ARTEMISA is a low-cost silent electric viola prototype for students and amateur musicians produced by digital manufacturing. This proposal is meant to solve, using industrial design, some of the problems that accompanies young musicians when learning this instrument: the great cost it is for families every time the kid has to change the instrument because of his growth, the lack of customization and empathy children feel towards the viola given its traditional baroque styling, and the unpleasant noise beginners generate while starting to practise any musical instrument.
ARTEMISA is a musical instrument that allows users to play it silently, using headphones, or, on the contrary, to play it loudly, using any kind of speakers. This is possible thanks to its active piezoelectric system, located in the body of the instrument, which also allows users to experiment with sounds effects as it happens in electric guitars.

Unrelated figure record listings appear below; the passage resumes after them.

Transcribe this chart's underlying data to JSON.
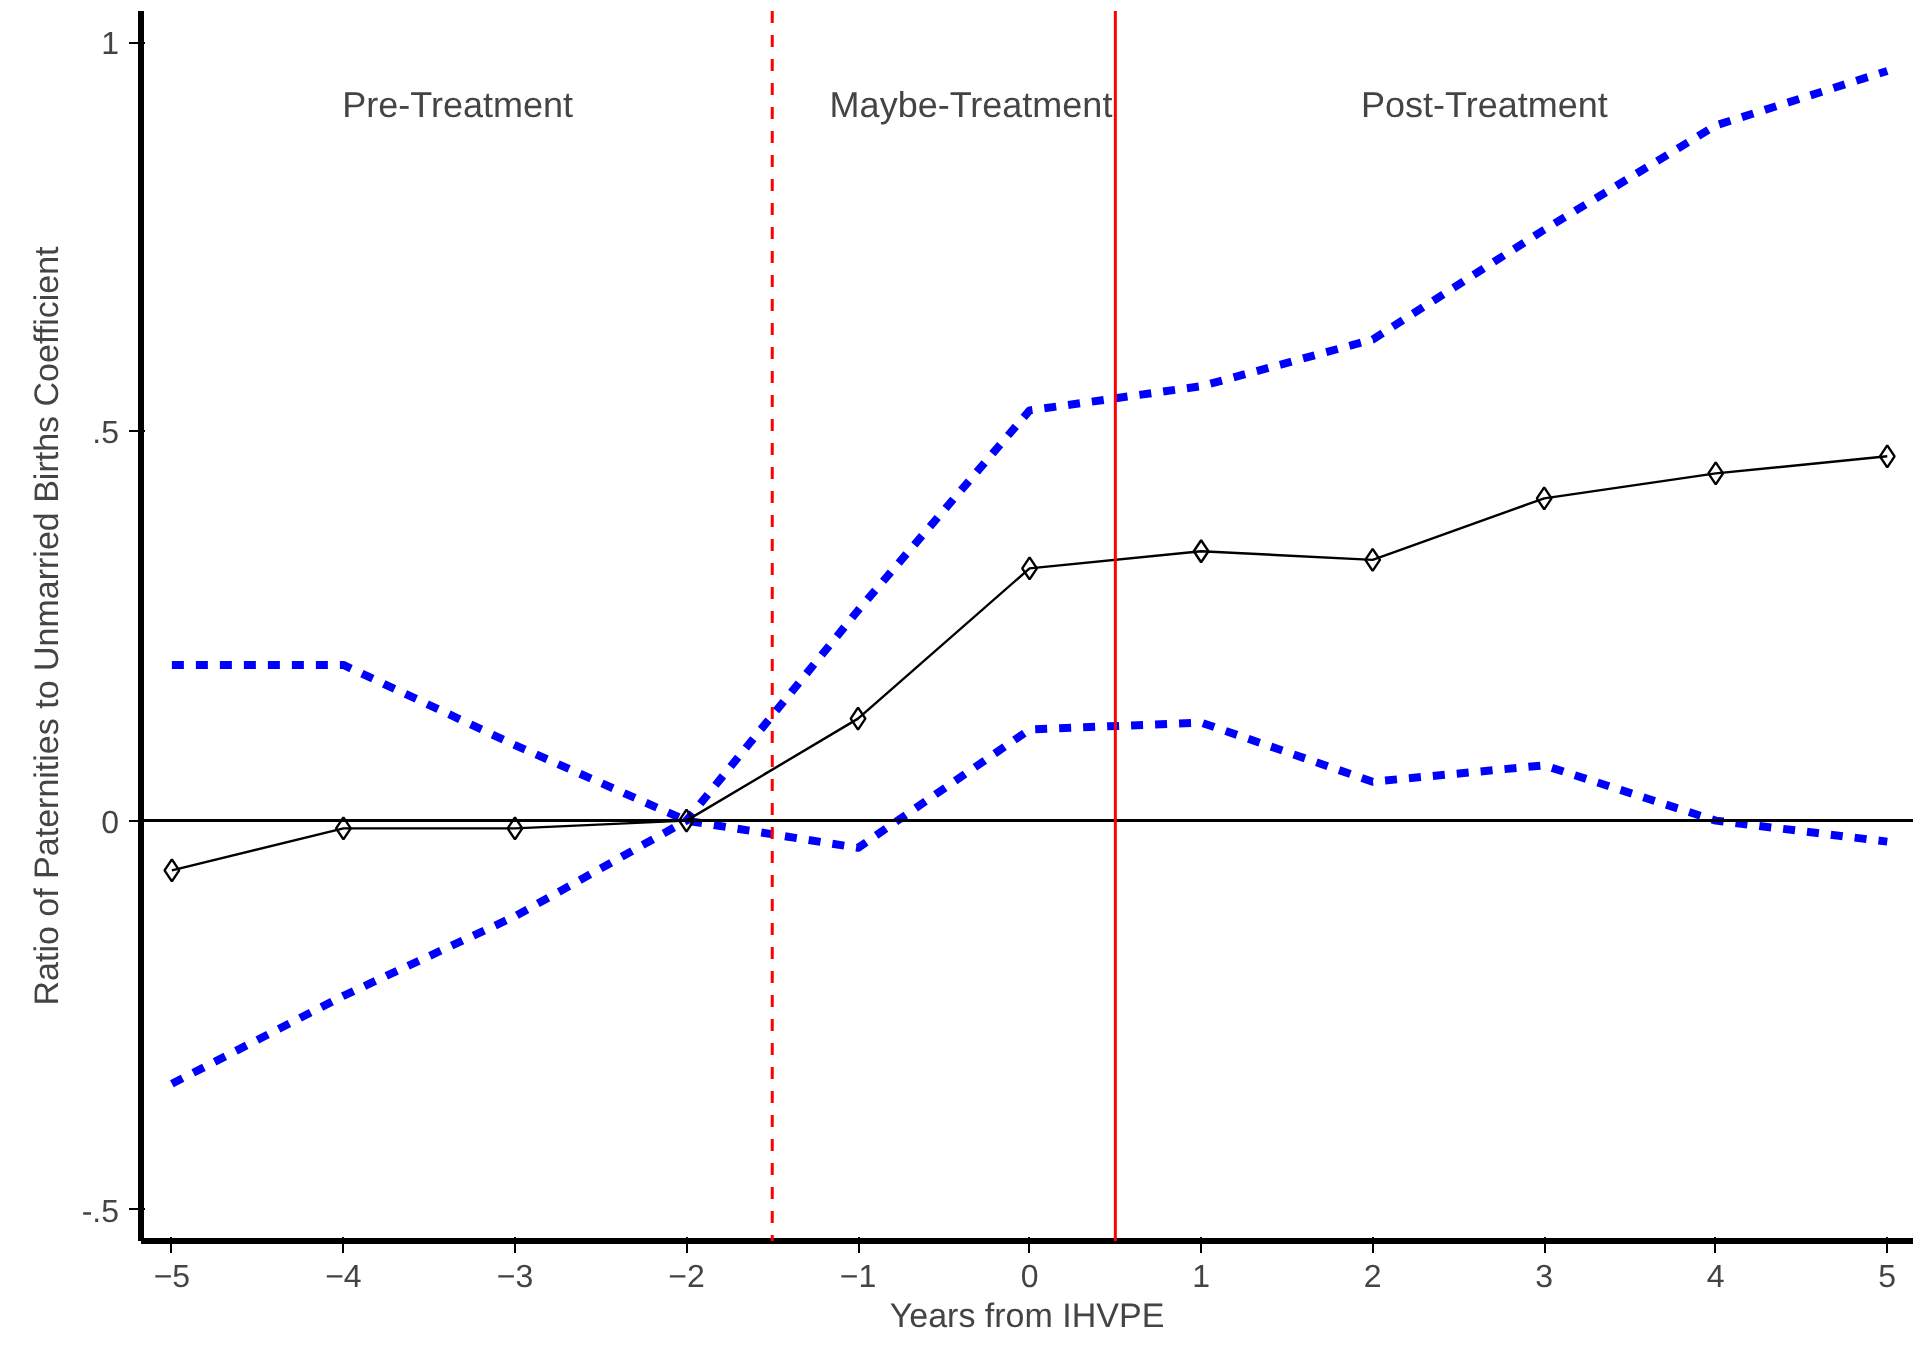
{
  "chart_data": {
    "type": "line",
    "xlabel": "Years from IHVPE",
    "ylabel": "Ratio of Paternities to Unmarried Births Coefficient",
    "x": [
      -5,
      -4,
      -3,
      -2,
      -1,
      0,
      1,
      2,
      3,
      4,
      5
    ],
    "series": [
      {
        "color": "#0000ff",
        "line_style": "dashed",
        "marker": "none",
        "values": [
          0.2,
          0.2,
          0.097,
          0,
          -0.035,
          0.117,
          0.126,
          0.05,
          0.071,
          0,
          -0.027
        ]
      },
      {
        "color": "#0000ff",
        "line_style": "dashed",
        "marker": "none",
        "values": [
          -0.338,
          -0.225,
          -0.123,
          0,
          0.27,
          0.527,
          0.558,
          0.618,
          0.759,
          0.893,
          0.963
        ]
      },
      {
        "color": "#000000",
        "line_style": "solid",
        "marker": "diamond",
        "values": [
          -0.064,
          -0.01,
          -0.01,
          0,
          0.131,
          0.324,
          0.346,
          0.335,
          0.414,
          0.446,
          0.468
        ]
      }
    ],
    "xlim": [
      -5.18,
      5.15
    ],
    "ylim": [
      -0.54,
      1.04
    ],
    "xticks": [
      -5,
      -4,
      -3,
      -2,
      -1,
      0,
      1,
      2,
      3,
      4,
      5
    ],
    "yticks": [
      {
        "value": -0.5,
        "label": "-.5"
      },
      0,
      {
        "value": 0.5,
        "label": ".5"
      },
      1
    ],
    "ref_lines": [
      {
        "axis": "y",
        "value": 0,
        "color": "#000000",
        "line_style": "solid"
      },
      {
        "axis": "x",
        "value": -1.5,
        "color": "#ff0000",
        "line_style": "dashed"
      },
      {
        "axis": "x",
        "value": 0.5,
        "color": "#ff0000",
        "line_style": "solid"
      }
    ],
    "annotations": [
      "Pre-Treatment",
      "Maybe-Treatment",
      "Post-Treatment"
    ],
    "grid": false
  }
}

ARTEMISA’s body is solid in opposition to traditional violas, making it significantly less fragile and friendlier for kids. This body, and the other two main parts that conform ARTEMISA (glued between them to create the neck of the instrument) are manufactured by CNC and designed parametrically.
This feature opens a great range of customization possibilities within the instrument’s geometry and allows a much more accurate way to select the best size of the instrument for the musician (and also, to produce violins with the same design!).
ARTEMISA has a Creative Commons license and is available online, so it is also an invitation to maker people to self-produce it and customize it for their liking. The tuning pegs in ARTEMISA are another interesting feature.
They are electric guitar mechanical tuning pegs and are located upside down, so that they are much more user friendly and accurate than traditional pegs. In a nutshell, ARTEMISA is an alternative proposal that are thought to complement traditional violas through an updated and simplified design that includes completely up-to-date features.
ARTEMISA is a way to democratize an instrument that has been fundamental to the Music History and today is almost marginalised against its two popular brothers: violin and cello.